I don’t know if you indulge in using smartphones while driving. I also do not know if you know the dangers involved in this risky venture which has caught the fancy of drivers, pedestrians and cyclists who feign ignorance to the fact that only a few seconds of distraction can make a difference between life and death. What then is distracted driving? “Distracted driving is the act of driving while engaged in other activities that take the driver’s attention away from the road.

All distractions compromise the safety of the driver, passengers, bystanders and those in other vehicles”. Using your phone while driving which is our focus for today is one of the major distracted driving habits .It kills and maims. Although our national data is not as reliable as it should be, I believe that just one death arising from the use of phone is a good example for those who care to know the danger.

I have severally on this page used the example of a former staff whose carrier was cut short because of a distracted driver who knocked him down while controlling traffic some years ago in the heart of the federal capital territory. Despite efforts made to provide the best medical care, his life has not been the same again.

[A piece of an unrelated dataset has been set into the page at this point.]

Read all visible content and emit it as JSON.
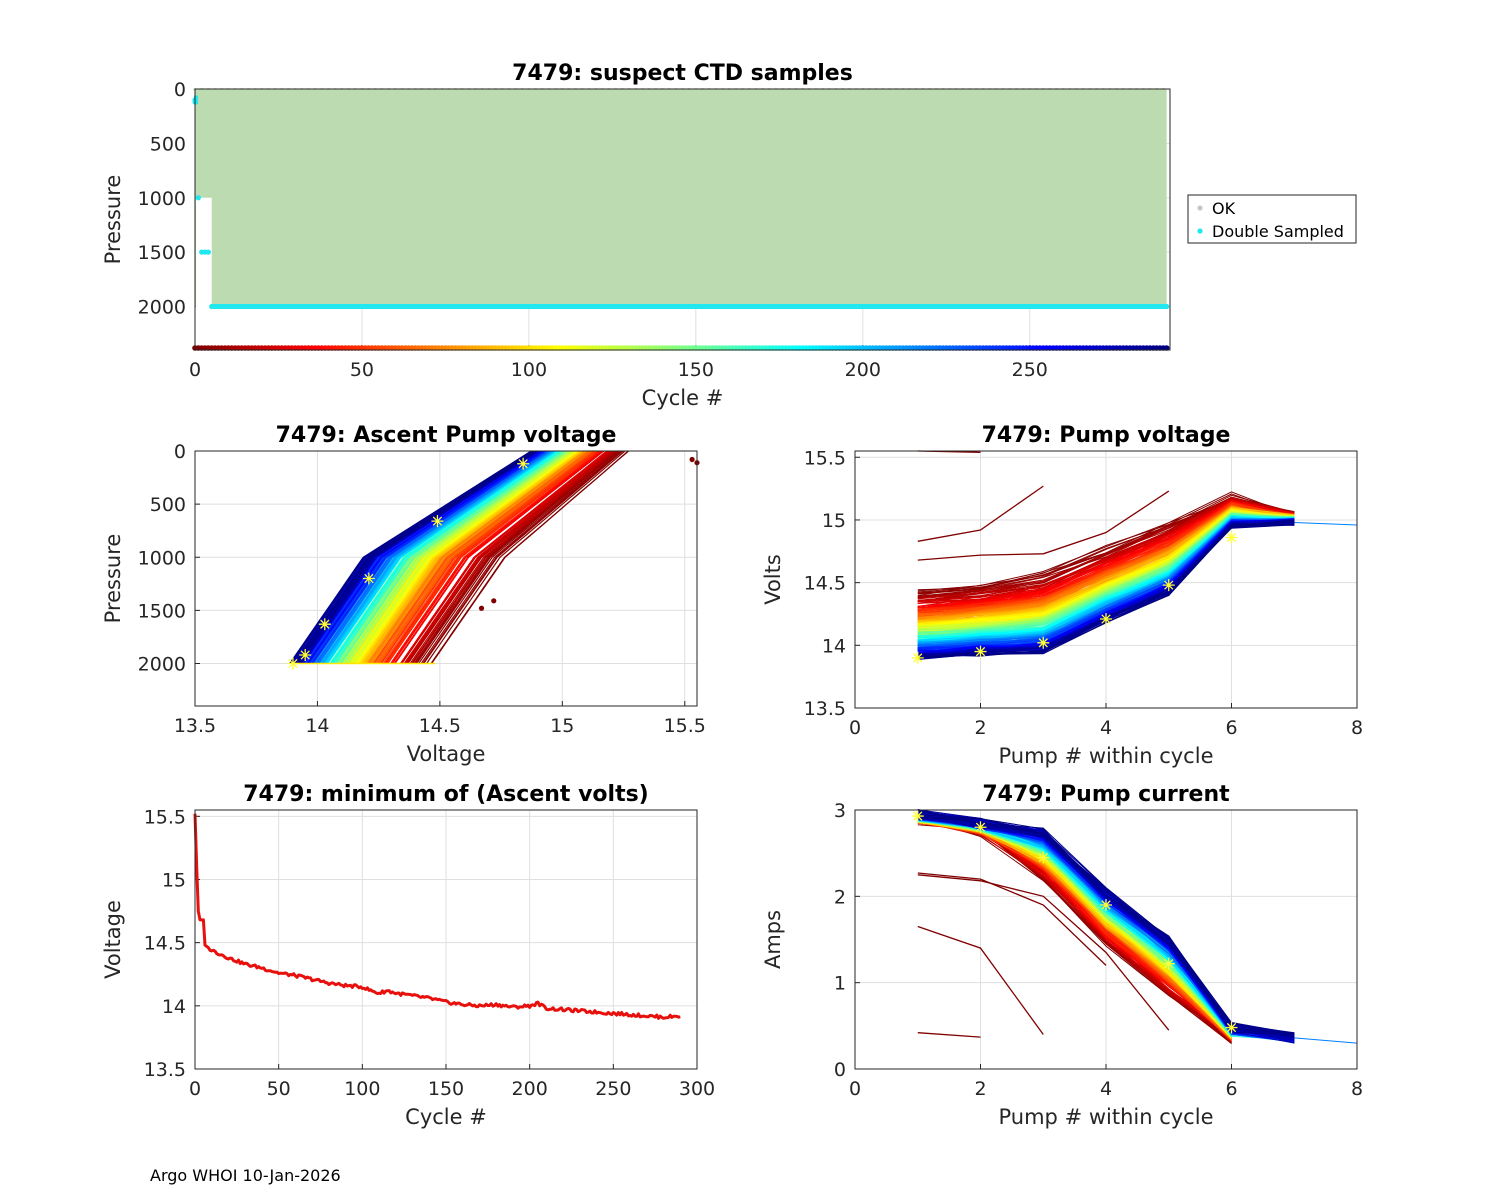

To drive home the value of this campaign and my focus, this piece will make reference to statistics from the United States of America . But before I do that, I need to remind those who believe they are experts in multitasking by driving and using their phones,that it is a risky task.Such people must remember that the road traffic crash trend in Africa is one that calls for greater interventions on the part of government and greater caution on all motorists while using the road.

According to a recently released statement by the United Nations, 650people are killed each day through road traffic crashes throughout Africa. “There is projected increase in urbanization, motorization, infrastructure development projects and vehicle ownership in the region over the coming decades. Road traffic fatalities and injuries will continue to take a rising toll on countries if no significant changes are made” ,warned the Special Envoy for Road Safety, Jean Todt, while addressing the 2017 Africa Road Safety Conference held in Cape Town, South Africa.

Expressing concern over the continents predicament and the need to change the trend, Mr. Todt called on African leaders to implement the Global Plan for the Decade of Action and the African Road Safety Action Plan. The plan focuses on safer roads, vehicles and road users in addition to improved post-crash care and stronger road safety governance, including the enforcement of strong legislation. The Envoy also called for implementing basic laws not obeyed in some countries, such as using seat belts and helmets, child safety seats, and prohibiting drunk drivers.

“As much as strong legislation is important, a national vision and leadership are essential to lasting improvements in road safety,” he said, also citing opportunities to place road safety higher on global and national agenda. He equally cited the need to place more resources in collecting data, which can then lead to the development of strategies, monitor needs and assess impact, thus leading to reduced fatalities.